The Southern United States: the birthplace of fried chicken

Southern Fried Chicken originated in the southern United States in the 18th century, brought to prominence by African-American cooks who transformed a Scottish frying technique into a culinary art. The secret lies in the buttermilk marinade, which tenderizes the meat, and in a thick coating of seasoned flour that creates that unmistakable crispy crust.

Today, Nashville has taken the recipe even further with Nashville Hot Chicken: coated in a cayenne pepper paste and served on white bread with pickles. The intense heat is balanced by the crispiness of the breading.

Korea reinvents everything: Yangnyeom Chicken

Korean fried chicken is a true national institution, consumed in large quantities with beer—a practice known as chimaek. The Korean specialty is double frying. The pieces are fried once at a low temperature, left to rest, then dipped again in very hot oil for extreme crispiness. The potato starch coating gives it a light and airy texture. Yangnyeom Chicken is then coated in a sweet and spicy sauce made with gochujang, garlic, and honey, which caramelizes on the hot crust.

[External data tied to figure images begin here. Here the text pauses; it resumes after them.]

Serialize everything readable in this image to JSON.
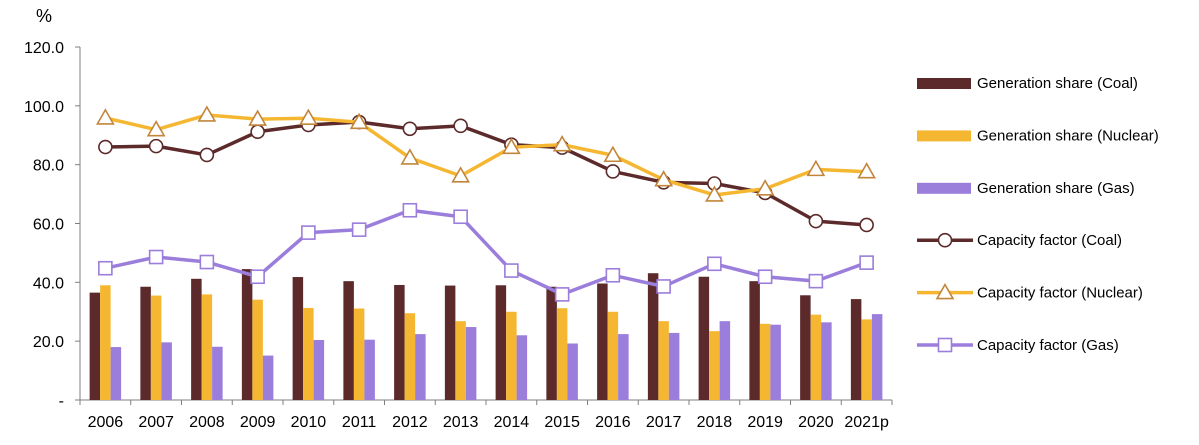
{
  "chart_data": {
    "type": "bar",
    "y_unit_label": "%",
    "categories": [
      "2006",
      "2007",
      "2008",
      "2009",
      "2010",
      "2011",
      "2012",
      "2013",
      "2014",
      "2015",
      "2016",
      "2017",
      "2018",
      "2019",
      "2020",
      "2021p"
    ],
    "ylim": [
      0,
      120
    ],
    "yticks": [
      "-",
      "20.0",
      "40.0",
      "60.0",
      "80.0",
      "100.0",
      "120.0"
    ],
    "grid": false,
    "legend_position": "right",
    "bar_series": [
      {
        "name": "Generation share (Coal)",
        "color": "#5c2a2a",
        "values": [
          36.5,
          38.5,
          41.2,
          44.5,
          41.8,
          40.4,
          39.1,
          38.9,
          39.0,
          38.5,
          39.6,
          43.1,
          41.9,
          40.4,
          35.6,
          34.3
        ]
      },
      {
        "name": "Generation share (Nuclear)",
        "color": "#f5b731",
        "values": [
          39.0,
          35.5,
          35.9,
          34.1,
          31.3,
          31.1,
          29.5,
          26.8,
          30.0,
          31.2,
          30.0,
          26.8,
          23.4,
          25.9,
          29.0,
          27.4
        ]
      },
      {
        "name": "Generation share (Gas)",
        "color": "#9b7ddb",
        "values": [
          18.0,
          19.6,
          18.1,
          15.1,
          20.4,
          20.5,
          22.4,
          24.8,
          22.0,
          19.2,
          22.4,
          22.8,
          26.8,
          25.6,
          26.4,
          29.2
        ]
      }
    ],
    "line_series": [
      {
        "name": "Capacity factor (Coal)",
        "color": "#5c2a2a",
        "marker": "circle",
        "values": [
          86.0,
          86.3,
          83.3,
          91.2,
          93.5,
          94.5,
          92.2,
          93.2,
          86.8,
          85.8,
          77.7,
          74.0,
          73.6,
          70.4,
          60.8,
          59.5
        ]
      },
      {
        "name": "Capacity factor (Nuclear)",
        "color": "#f5b731",
        "marker_stroke": "#c2853a",
        "marker": "triangle",
        "values": [
          95.9,
          91.9,
          96.9,
          95.5,
          95.8,
          94.4,
          82.3,
          76.2,
          85.9,
          86.8,
          83.2,
          74.9,
          69.7,
          71.8,
          78.4,
          77.6
        ]
      },
      {
        "name": "Capacity factor (Gas)",
        "color": "#9b7ddb",
        "marker": "square",
        "values": [
          44.8,
          48.6,
          46.9,
          41.9,
          56.9,
          57.9,
          64.5,
          62.3,
          44.0,
          35.9,
          42.4,
          38.6,
          46.3,
          41.9,
          40.4,
          46.7
        ]
      }
    ]
  }
}
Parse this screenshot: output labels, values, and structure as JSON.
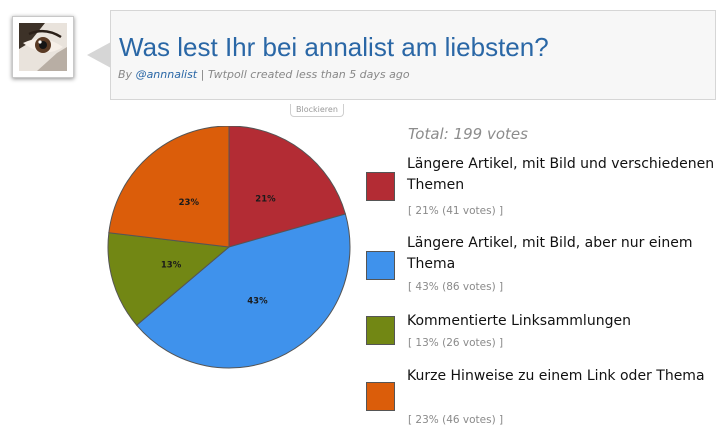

Japan's purest form: Karaage

Japanese karaage proves that you can make extraordinary fried chicken with just a few ingredients. The marinade is simple: soy sauce, mirin, ginger, garlic. The coating is light: potato starch.

The pieces—usually bite-sized boneless thighs—are fried at 340°F until perfectly golden brown. The result is juicy on the inside, crispy on the outside, with a delicate umami flavor. Served with Japanese mayonnaise and a wedge of lemon, karaage is just as suitable as a restaurant appetizer as it is an everyday snack.

West Africa: long marinade and double cooking

In much of West Africa—from Senegal to Nigeria to Cameroon—fried chicken is often prepared in two stages: marinated for a long time in local spices (garlic, ginger, chili pepper, seasoning cubes), then pre-cooked by steaming before final frying.

This technique ensures that the chicken is cooked through without the risk of burning the outside. The spices in the marinade give it an incomparable depth of flavor.

Our tips for making perfect fried chicken at home

Choose the right cuts: thighs and wings are juicier than breasts and hold up better when fried. Cornstarch or potato starch: replacing 30% of the flour with starch will give you a crispier, lighter crust.

Oil temperature: keep it between 170 and 175°C. If it's too low, the chicken will absorb the oil. If it's too high, the outside will burn. Place on a rack, never on paper towels, to keep it crispy.